Tetrahedral: "number of balls in a triangular pyramid in which each edge contains n balls".
Triangular: "number of balls in a triangle with base m".
...you would think that there would be an elegant relationship between these two types of numbers that would enable you to easily calculate the quotient and remainder when a Tetrahedral number n is divided by a Triangular number m (n and m not equal). I am looking for an algebraic pattern, not a simple methodology.
There is at least one case where the modulus for a given n and m is 0: Tetrahedral(8) mod(Triangular(15)) = 0 ; both values are 120.

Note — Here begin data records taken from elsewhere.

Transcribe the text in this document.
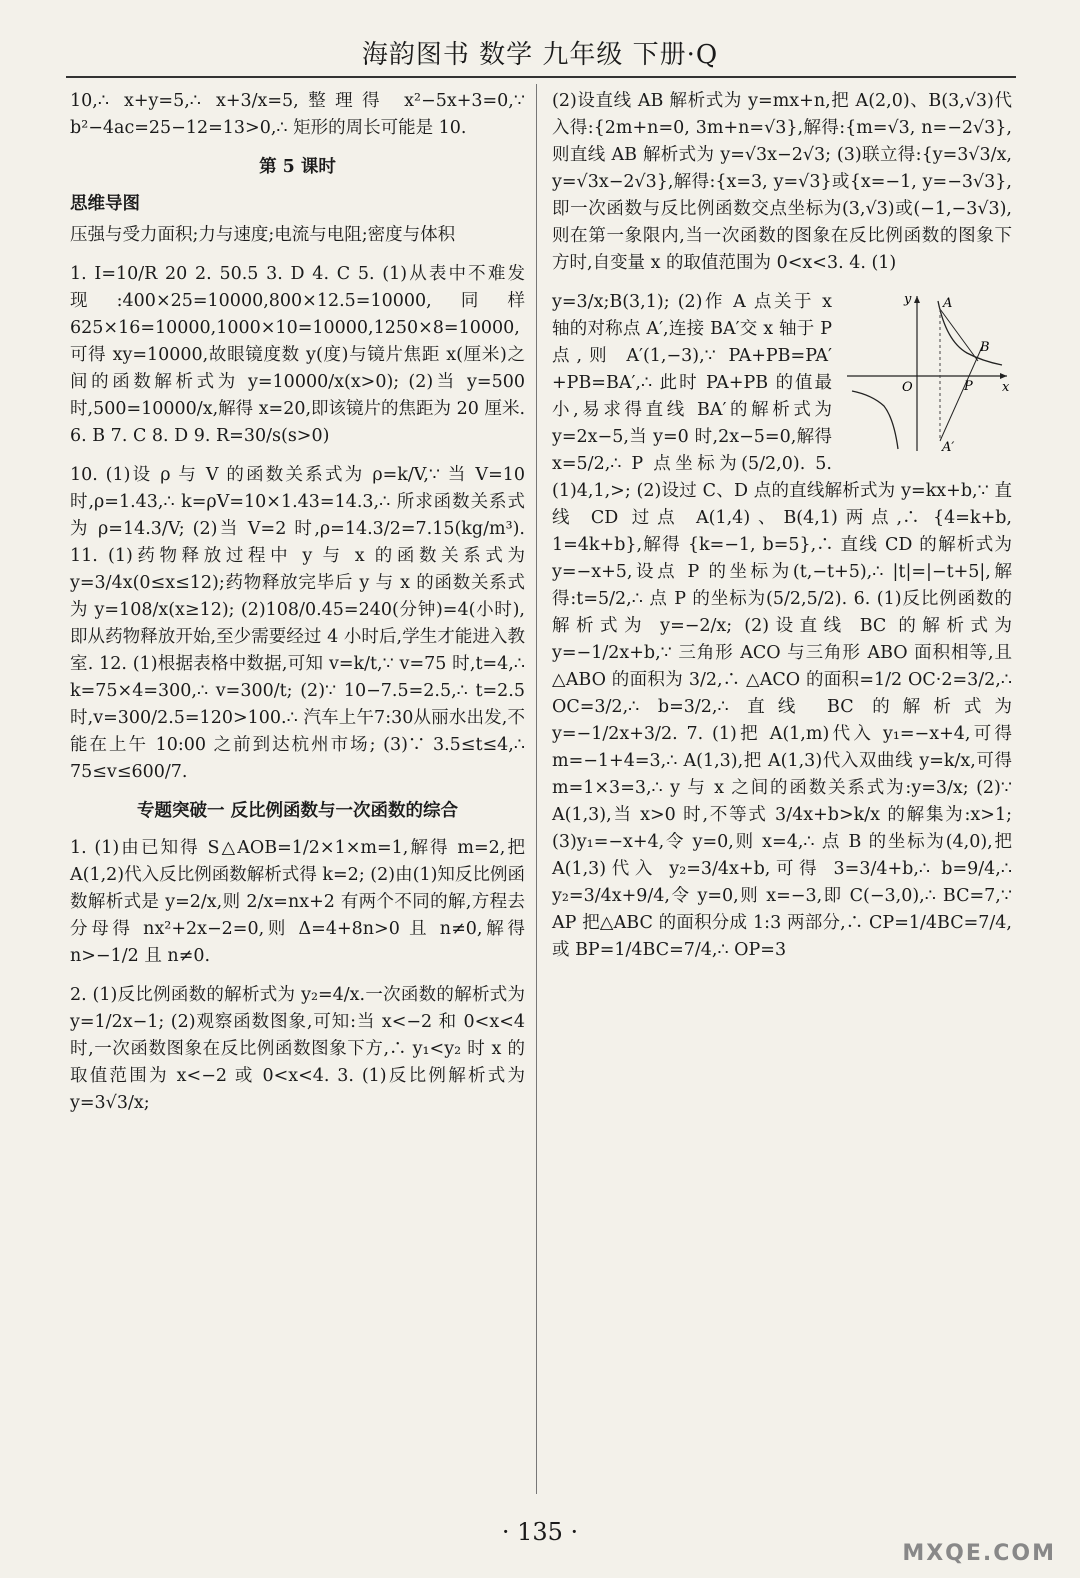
海韵图书 数学 九年级 下册·Q

10,∴ x+y=5,∴ x+3/x=5,整理得 x²−5x+3=0,∵ b²−4ac=25−12=13>0,∴ 矩形的周长可能是 10.

第 5 课时

思维导图

压强与受力面积;力与速度;电流与电阻;密度与体积

1. I=10/R 20 2. 50.5 3. D 4. C 5. (1)从表中不难发现:400×25=10000,800×12.5=10000,同样 625×16=10000,1000×10=10000,1250×8=10000,可得 xy=10000,故眼镜度数 y(度)与镜片焦距 x(厘米)之间的函数解析式为 y=10000/x(x>0); (2)当 y=500 时,500=10000/x,解得 x=20,即该镜片的焦距为 20 厘米. 6. B 7. C 8. D 9. R=30/s(s>0)

10. (1)设 ρ 与 V 的函数关系式为 ρ=k/V,∵ 当 V=10 时,ρ=1.43,∴ k=ρV=10×1.43=14.3,∴ 所求函数关系式为 ρ=14.3/V; (2)当 V=2 时,ρ=14.3/2=7.15(kg/m³). 11. (1)药物释放过程中 y 与 x 的函数关系式为 y=3/4x(0≤x≤12);药物释放完毕后 y 与 x 的函数关系式为 y=108/x(x≥12); (2)108/0.45=240(分钟)=4(小时),即从药物释放开始,至少需要经过 4 小时后,学生才能进入教室. 12. (1)根据表格中数据,可知 v=k/t,∵ v=75 时,t=4,∴ k=75×4=300,∴ v=300/t; (2)∵ 10−7.5=2.5,∴ t=2.5 时,v=300/2.5=120>100.∴ 汽车上午7:30从丽水出发,不能在上午 10:00 之前到达杭州市场; (3)∵ 3.5≤t≤4,∴ 75≤v≤600/7.

专题突破一 反比例函数与一次函数的综合

1. (1)由已知得 S△AOB=1/2×1×m=1,解得 m=2,把 A(1,2)代入反比例函数解析式得 k=2; (2)由(1)知反比例函数解析式是 y=2/x,则 2/x=nx+2 有两个不同的解,方程去分母得 nx²+2x−2=0,则 Δ=4+8n>0 且 n≠0,解得 n>−1/2 且 n≠0.

2. (1)反比例函数的解析式为 y₂=4/x.一次函数的解析式为 y=1/2x−1; (2)观察函数图象,可知:当 x<−2 和 0<x<4 时,一次函数图象在反比例函数图象下方,∴ y₁<y₂ 时 x 的取值范围为 x<−2 或 0<x<4. 3. (1)反比例解析式为 y=3√3/x;

(2)设直线 AB 解析式为 y=mx+n,把 A(2,0)、B(3,√3)代入得:{2m+n=0, 3m+n=√3},解得:{m=√3, n=−2√3},则直线 AB 解析式为 y=√3x−2√3; (3)联立得:{y=3√3/x, y=√3x−2√3},解得:{x=3, y=√3}或{x=−1, y=−3√3},即一次函数与反比例函数交点坐标为(3,√3)或(−1,−3√3),则在第一象限内,当一次函数的图象在反比例函数的图象下方时,自变量 x 的取值范围为 0<x<3. 4. (1)

y
x
O
A
B
P
A′

y=3/x;B(3,1); (2)作 A 点关于 x 轴的对称点 A′,连接 BA′交 x 轴于 P 点,则 A′(1,−3),∵ PA+PB=PA′+PB=BA′,∴ 此时 PA+PB 的值最小,易求得直线 BA′的解析式为 y=2x−5,当 y=0 时,2x−5=0,解得 x=5/2,∴ P 点坐标为(5/2,0). 5. (1)4,1,>; (2)设过 C、D 点的直线解析式为 y=kx+b,∵ 直线 CD 过点 A(1,4)、B(4,1)两点,∴ {4=k+b, 1=4k+b},解得 {k=−1, b=5},∴ 直线 CD 的解析式为 y=−x+5,设点 P 的坐标为(t,−t+5),∴ |t|=|−t+5|,解得:t=5/2,∴ 点 P 的坐标为(5/2,5/2). 6. (1)反比例函数的解析式为 y=−2/x; (2)设直线 BC 的解析式为 y=−1/2x+b,∵ 三角形 ACO 与三角形 ABO 面积相等,且△ABO 的面积为 3/2,∴ △ACO 的面积=1/2 OC·2=3/2,∴ OC=3/2,∴ b=3/2,∴ 直线 BC 的解析式为 y=−1/2x+3/2. 7. (1)把 A(1,m)代入 y₁=−x+4,可得 m=−1+4=3,∴ A(1,3),把 A(1,3)代入双曲线 y=k/x,可得 m=1×3=3,∴ y 与 x 之间的函数关系式为:y=3/x; (2)∵ A(1,3),当 x>0 时,不等式 3/4x+b>k/x 的解集为:x>1; (3)y₁=−x+4,令 y=0,则 x=4,∴ 点 B 的坐标为(4,0),把 A(1,3)代入 y₂=3/4x+b,可得 3=3/4+b,∴ b=9/4,∴ y₂=3/4x+9/4,令 y=0,则 x=−3,即 C(−3,0),∴ BC=7,∵ AP 把△ABC 的面积分成 1:3 两部分,∴ CP=1/4BC=7/4,或 BP=1/4BC=7/4,∴ OP=3

· 135 ·
MXQE.COM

As a starting point, for any given Triangular number m, what is the closet Tetrahedral number n and what is the modulus? Is there an algebraic pattern to these moduli? As m increases by 1 what is the closest n and what is the modulus?
Or another way to look at the problem: As n increases by 1 what is the closest m and what is the modulus?
Note: I am an engineer with an interest in Number Theory. I am thankful for the insights of those with greater experience.
"... you would think that ... " unfortunately does not work very well in mathematics. Apparent simple problems are sometimes difficult or impossible to solve, and complex problems can sometimes be rephrased and solved by some clever observations.
You might for instance expect that there are many integers that are both a triangular as well as a tetrahedral number. The first few are 1,10,120,1540,7140, which are the 1st,3rd,8th,20st,34th tetrahedral numbers and the 1st,4th,15th,55th,119th triangular numbers, but there are no other solutions for $n<10^6$.
Their sequence is listed https://oeis.org/A224421 , and does not contain any other members. They appear to be the only solutions, but unfortunately the reference that probably contains the proof of that is in Russian.
It is of course easy to get the solution for $$ \frac{m(m+1)}{6} = \frac{n(n+1)(n+2)}{12} $$ and the index of the nearest triangular number for given $n$ is either rounded up or down of $$ \frac{-3 + \sqrt{12 n(n+1)(n+2) +9}}{6} $$ You can also do this for $n$ as function of $m$, except that solving a third order equation gives a more ugly expression.
So it is easy to calculate the nearest pairs and differences, but I don't think that there is a particular appealing or nice pattern to obtain for it unless you would like an asymptotic expansion in $\sqrt{n}$ or $^3\sqrt{m}$.